瑾末身上没什么力气,乐得不用自己走路,她双手搂着殷纪宏的脖颈,还不忘小声叮嘱他:“你轻一点,爷爷奶奶都已经睡了。”
“知道。”他还当真配合她的叮嘱,故意装作蹑手蹑脚地往门里走,“我肯定不把他们吵醒。”
客厅里的大灯开得明亮,可却空空荡荡的,连个人影都没有。
但凡瑾末这个时候大脑真的清醒,就能意识到不对劲,往常这个时候,殷城、邓莹和老爷子他们多半都会在客厅里看电视、下棋或者玩手机,根本不可能安静成这样。
殷纪宏抱着她一路往楼梯而去。
瑾末出声提醒他:“你可以坐电梯。”
“不。”他稳稳地踩上第一级台阶,享受着怀里紧挨着自己的小蛋糕,“我想强身健体。”
无论是经过二楼还是三楼,瑾末都能注意到所有房间的房门全都关得严严实实。
她原本还想和邓莹他们打个招呼,毕竟今天是她的生日,她想请他们一起吃自己的生日蛋糕。

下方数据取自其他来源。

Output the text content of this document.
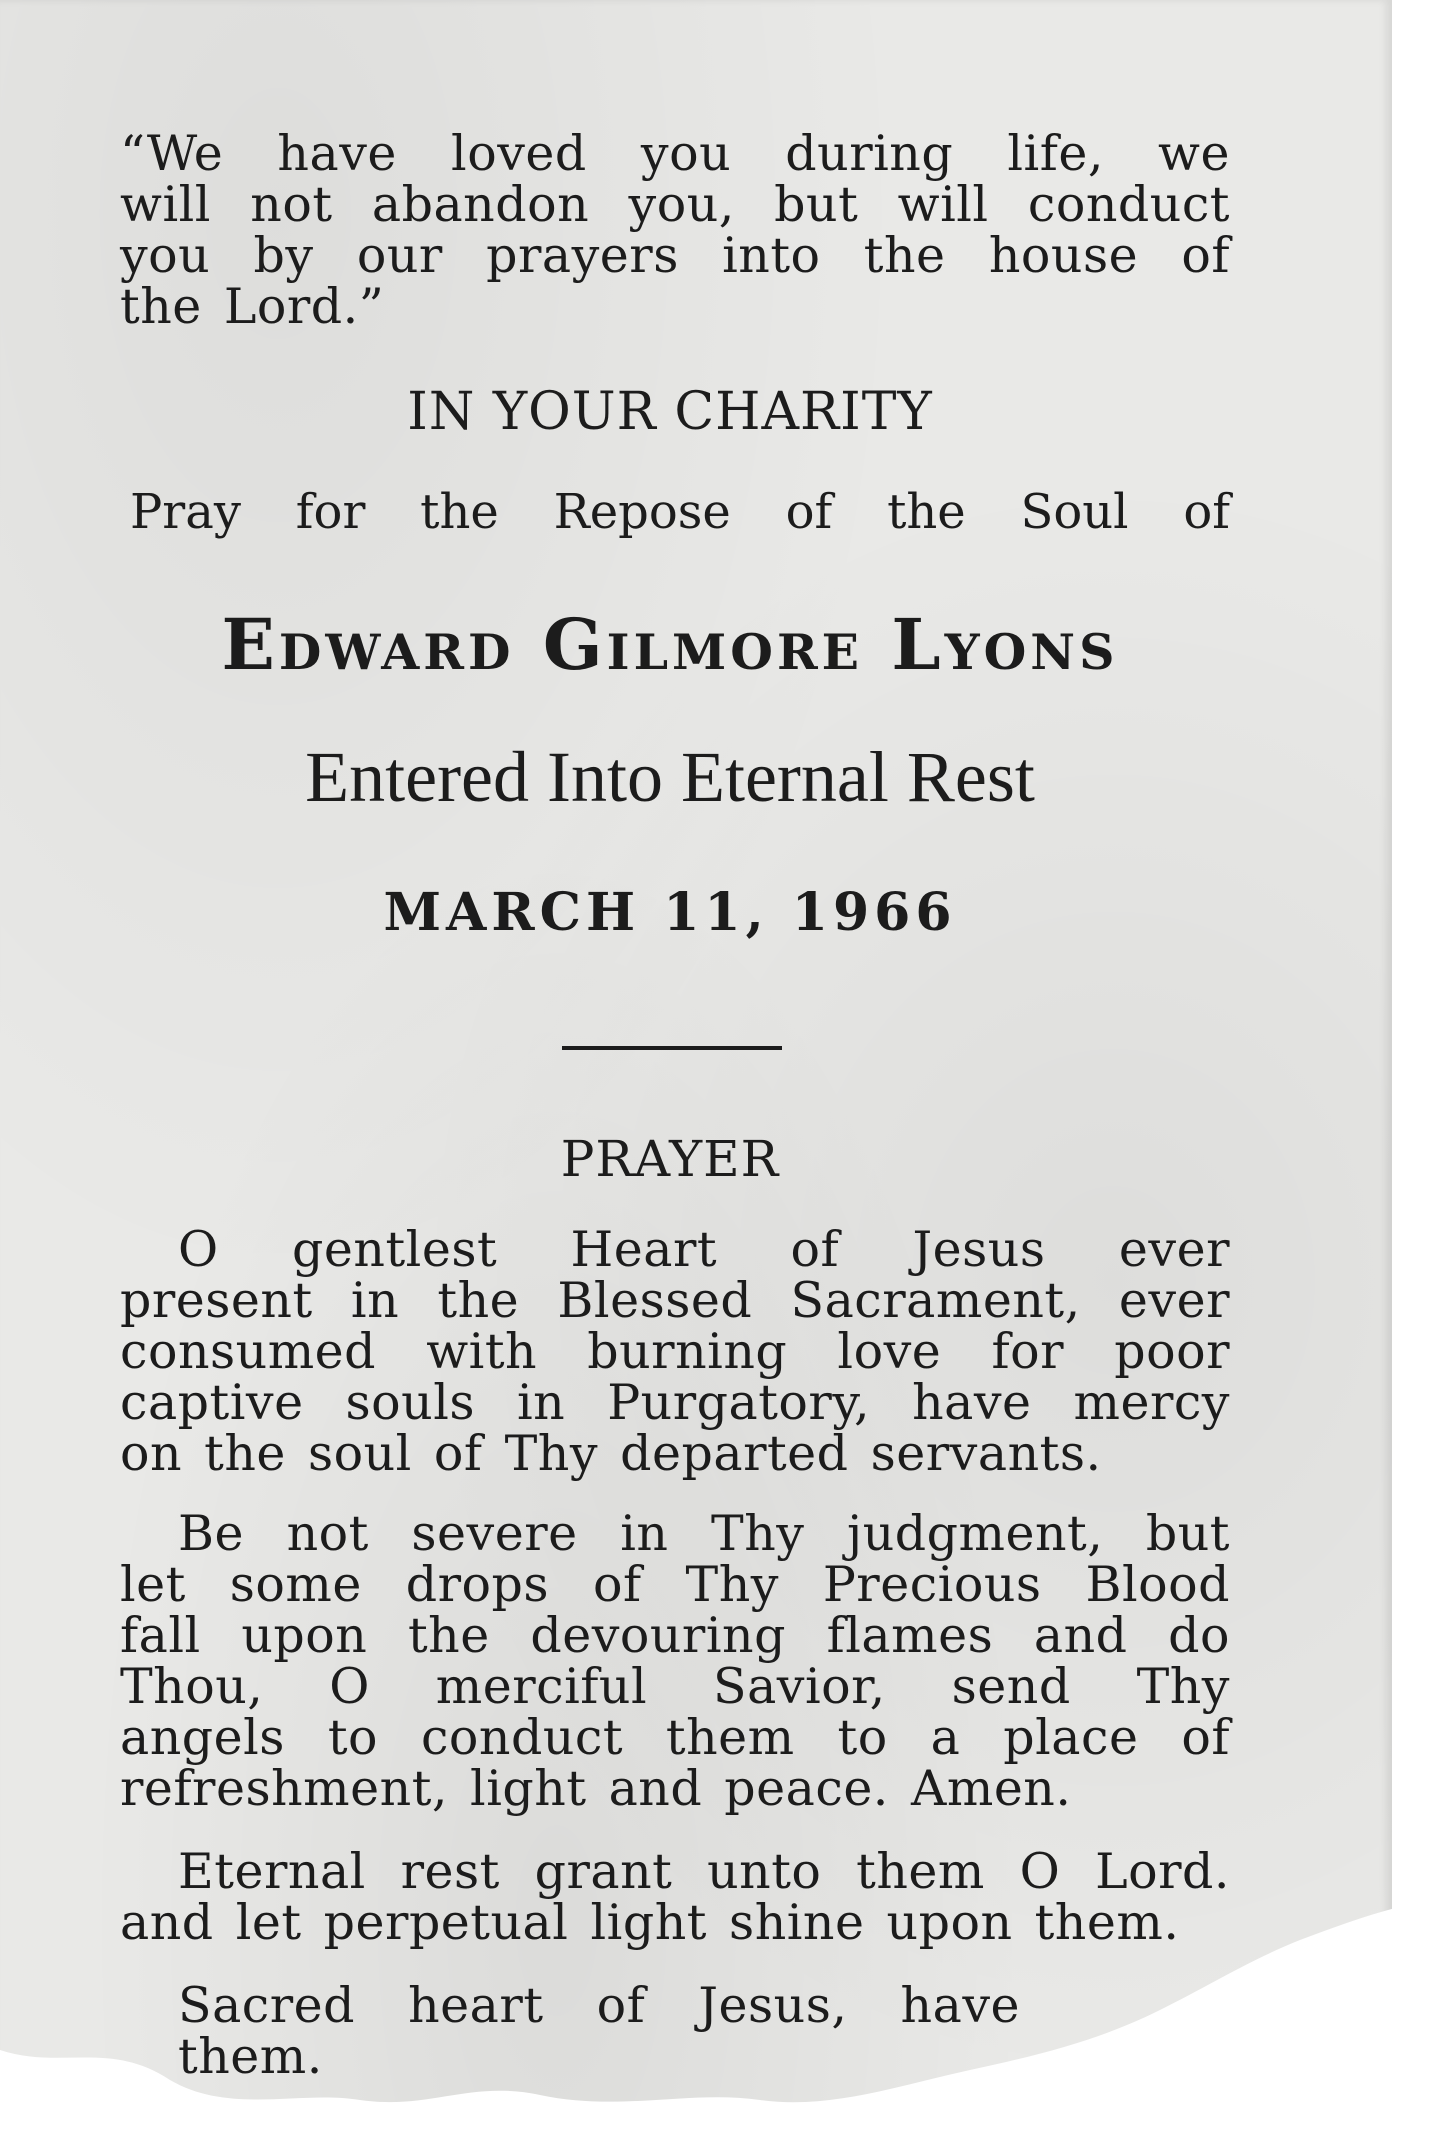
“We have loved you during life, we
will not abandon you, but will conduct
you by our prayers into the house of
the Lord.”
IN YOUR CHARITY
Pray for the Repose of the Soul of
Edward Gilmore Lyons
Entered Into Eternal Rest
MARCH 11, 1966
PRAYER
O gentlest Heart of Jesus ever
present in the Blessed Sacrament, ever
consumed with burning love for poor
captive souls in Purgatory, have mercy
on the soul of Thy departed servants.
Be not severe in Thy judgment, but
let some drops of Thy Precious Blood
fall upon the devouring flames and do
Thou, O merciful Savior, send Thy
angels to conduct them to a place of
refreshment, light and peace. Amen.
Eternal rest grant unto them O Lord.
and let perpetual light shine upon them.
Sacred heart of Jesus, have
them.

想到这里,她拍了拍殷纪宏的后颈:“你有给我准备生日蛋糕吗?”
他目光深黯,嗓音散漫地逗她:“叫一声哥哥,我就告诉你。”
此时此刻,瑾末并没觉得这个交易她会有什么损失,便温温柔柔地唤他:“哥哥。”
……
殷纪宏的呼吸一滞,脚步也跟着顿了一下,然后明显加快了步伐。
见他不吭声,她随即又拍了拍他:“你到底给我准备了吗?”
三楼到四楼,他几乎是两步一个台阶跨上去的。
直到将她抱进了他的房间,他先把她轻轻放到宽大的床上,两手撑在她的身体两侧,盯着她的目光仿佛要在她的脸上灼出一个洞来:“先让哥哥亲一下,哥哥就去给你拿生日蛋糕。”
她配合得一塌糊涂,竟生动仰起了红扑扑的小脸。
殷纪宏二话不说,低下头便给了她一个汹涌又缠绵的深吻。
结束后,他得寸进尺:“蛋糕在楼下,我来回跑一趟很累的,你再亲我一下,给我打打气。”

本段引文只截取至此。